Thorir Hergeirsson spricht klare Worte


In einem Interview mit der Zeitung VG hat sich der Trainer der norwegischen Handballnationalmannschaft der Frauen Thorir Hergeirsson vehement gegen Beziehungen zwischen Spielerinnen und der sportlichen Leitung ausgesprochen.

Hergeirsson ist mit den norwegischen Handballfrauen sowohl Europa-, Weltmeister als auch Olympiasieger geworden. Seine Meinung ist deutlich.

„Es ist unerhört wichtig, dass solche Sachen angepackt und aufgeklärt werden,“ so Helgeirsson in Bezug auf die Stabæk-Affäre zu VG. „Wir müssen stärker darauf fokussieren. Nicht nur, was den Sport angeht, sondern in allen Organisationen. Wie das Verhältnis zwischen sportlicher Führung und Spielerinnen auszusehen hat, muss unserer Meinung nach ein Teil der Trainerausbildung sein. Im schlimmsten Fall kann Belästigung einen Menschen zerstören,“ so Thorir Hergeirsson.
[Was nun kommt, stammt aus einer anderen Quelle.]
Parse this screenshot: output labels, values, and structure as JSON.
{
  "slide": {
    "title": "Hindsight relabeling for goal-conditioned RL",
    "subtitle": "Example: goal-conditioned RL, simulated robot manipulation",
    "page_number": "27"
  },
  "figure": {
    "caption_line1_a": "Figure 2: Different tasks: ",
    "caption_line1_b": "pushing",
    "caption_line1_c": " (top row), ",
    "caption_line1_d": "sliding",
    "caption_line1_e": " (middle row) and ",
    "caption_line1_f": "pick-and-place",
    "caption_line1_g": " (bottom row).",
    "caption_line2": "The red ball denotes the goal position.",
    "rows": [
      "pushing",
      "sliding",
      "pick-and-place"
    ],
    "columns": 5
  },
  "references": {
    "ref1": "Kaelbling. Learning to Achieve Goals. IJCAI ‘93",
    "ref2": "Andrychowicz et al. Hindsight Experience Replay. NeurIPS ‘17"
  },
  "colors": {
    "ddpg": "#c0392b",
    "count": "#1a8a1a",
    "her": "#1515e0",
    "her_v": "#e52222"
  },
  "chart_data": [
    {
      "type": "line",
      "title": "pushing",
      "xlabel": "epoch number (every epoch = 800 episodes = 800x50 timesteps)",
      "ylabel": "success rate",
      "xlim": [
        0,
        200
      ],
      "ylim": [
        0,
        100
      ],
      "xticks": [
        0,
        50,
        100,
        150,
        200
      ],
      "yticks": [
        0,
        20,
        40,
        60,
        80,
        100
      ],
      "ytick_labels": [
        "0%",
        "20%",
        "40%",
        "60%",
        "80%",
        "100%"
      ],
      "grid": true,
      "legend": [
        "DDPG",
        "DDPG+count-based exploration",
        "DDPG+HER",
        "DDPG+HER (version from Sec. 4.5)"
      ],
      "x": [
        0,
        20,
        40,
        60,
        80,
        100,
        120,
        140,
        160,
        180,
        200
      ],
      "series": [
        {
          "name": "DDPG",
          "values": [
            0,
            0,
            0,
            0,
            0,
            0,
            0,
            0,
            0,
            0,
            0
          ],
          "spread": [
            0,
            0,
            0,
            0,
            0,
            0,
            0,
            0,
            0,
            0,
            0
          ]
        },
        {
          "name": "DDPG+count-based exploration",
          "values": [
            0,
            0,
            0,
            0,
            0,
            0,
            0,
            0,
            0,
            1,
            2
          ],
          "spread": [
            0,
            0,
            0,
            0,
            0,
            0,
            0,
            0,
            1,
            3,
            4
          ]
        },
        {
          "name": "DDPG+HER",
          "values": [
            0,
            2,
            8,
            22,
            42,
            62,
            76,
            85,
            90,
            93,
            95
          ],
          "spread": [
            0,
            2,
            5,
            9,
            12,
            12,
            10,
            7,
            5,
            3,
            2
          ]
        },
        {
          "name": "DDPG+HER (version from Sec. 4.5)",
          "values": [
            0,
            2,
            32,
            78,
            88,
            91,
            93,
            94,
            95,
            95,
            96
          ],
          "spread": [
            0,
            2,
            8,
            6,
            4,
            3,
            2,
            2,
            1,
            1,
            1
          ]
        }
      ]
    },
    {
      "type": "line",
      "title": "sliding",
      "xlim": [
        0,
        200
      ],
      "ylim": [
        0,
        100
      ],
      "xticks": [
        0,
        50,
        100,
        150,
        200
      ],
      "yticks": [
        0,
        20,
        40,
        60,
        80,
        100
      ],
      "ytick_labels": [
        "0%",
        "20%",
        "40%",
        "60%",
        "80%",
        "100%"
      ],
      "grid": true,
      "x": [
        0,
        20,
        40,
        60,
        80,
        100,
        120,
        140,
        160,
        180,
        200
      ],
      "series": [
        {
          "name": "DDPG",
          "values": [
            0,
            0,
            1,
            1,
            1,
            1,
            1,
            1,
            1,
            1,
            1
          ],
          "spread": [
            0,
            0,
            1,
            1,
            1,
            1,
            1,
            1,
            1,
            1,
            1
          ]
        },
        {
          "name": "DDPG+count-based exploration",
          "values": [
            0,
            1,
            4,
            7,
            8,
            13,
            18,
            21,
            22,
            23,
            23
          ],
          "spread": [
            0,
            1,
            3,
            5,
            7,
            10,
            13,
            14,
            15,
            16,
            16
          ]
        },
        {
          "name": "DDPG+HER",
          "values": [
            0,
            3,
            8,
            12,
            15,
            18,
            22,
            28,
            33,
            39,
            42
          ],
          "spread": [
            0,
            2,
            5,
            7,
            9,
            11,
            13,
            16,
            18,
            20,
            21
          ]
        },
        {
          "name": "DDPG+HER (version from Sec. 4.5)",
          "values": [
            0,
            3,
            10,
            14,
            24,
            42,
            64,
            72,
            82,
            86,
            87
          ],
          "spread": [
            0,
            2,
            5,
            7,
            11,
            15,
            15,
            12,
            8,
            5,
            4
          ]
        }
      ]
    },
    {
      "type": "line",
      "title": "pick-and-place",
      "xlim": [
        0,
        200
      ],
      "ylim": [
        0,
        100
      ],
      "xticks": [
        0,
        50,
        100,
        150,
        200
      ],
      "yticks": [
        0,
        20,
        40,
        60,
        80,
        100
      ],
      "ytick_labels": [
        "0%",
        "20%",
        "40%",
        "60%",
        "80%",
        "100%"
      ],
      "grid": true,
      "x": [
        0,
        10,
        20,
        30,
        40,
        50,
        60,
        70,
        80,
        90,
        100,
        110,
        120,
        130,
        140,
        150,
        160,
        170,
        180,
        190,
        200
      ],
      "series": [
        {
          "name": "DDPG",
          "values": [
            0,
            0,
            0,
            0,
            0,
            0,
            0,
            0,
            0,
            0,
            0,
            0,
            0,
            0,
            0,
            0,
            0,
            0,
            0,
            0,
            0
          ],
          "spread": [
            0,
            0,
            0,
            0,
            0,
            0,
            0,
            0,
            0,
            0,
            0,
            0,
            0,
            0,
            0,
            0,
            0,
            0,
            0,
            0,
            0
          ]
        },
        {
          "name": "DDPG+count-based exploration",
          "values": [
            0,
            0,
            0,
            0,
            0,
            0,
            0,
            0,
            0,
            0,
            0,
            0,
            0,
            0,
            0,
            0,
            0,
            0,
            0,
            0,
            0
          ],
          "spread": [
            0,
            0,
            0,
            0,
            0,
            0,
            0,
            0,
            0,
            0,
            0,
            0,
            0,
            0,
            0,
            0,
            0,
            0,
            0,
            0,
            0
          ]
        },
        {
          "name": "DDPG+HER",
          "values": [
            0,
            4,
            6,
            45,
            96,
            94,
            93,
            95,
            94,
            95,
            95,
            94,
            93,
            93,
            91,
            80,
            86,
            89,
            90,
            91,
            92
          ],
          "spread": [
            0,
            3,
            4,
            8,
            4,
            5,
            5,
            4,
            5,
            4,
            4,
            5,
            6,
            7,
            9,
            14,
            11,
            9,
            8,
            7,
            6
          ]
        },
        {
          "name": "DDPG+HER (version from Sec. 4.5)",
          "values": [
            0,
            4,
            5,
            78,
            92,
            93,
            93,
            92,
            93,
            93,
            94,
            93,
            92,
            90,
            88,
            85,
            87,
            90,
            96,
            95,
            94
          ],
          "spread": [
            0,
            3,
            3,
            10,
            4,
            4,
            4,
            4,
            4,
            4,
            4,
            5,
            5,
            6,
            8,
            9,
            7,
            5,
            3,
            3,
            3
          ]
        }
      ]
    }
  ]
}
„Ich kenne nicht die Einzelheiten im Stabæk-Fall. Es kann sein, das wichtige Dinge nicht bekannt geworden sind. Aber das was wir wissen, ist sehr bedauerlich und darf im Sport nicht akzeptiert werden.“

2011 entstand eine Beziehung zwischen der Handballnationalspielerin Heidi Løke und dem Masseur der Nationalmannschaft Bjørn V. Olsson.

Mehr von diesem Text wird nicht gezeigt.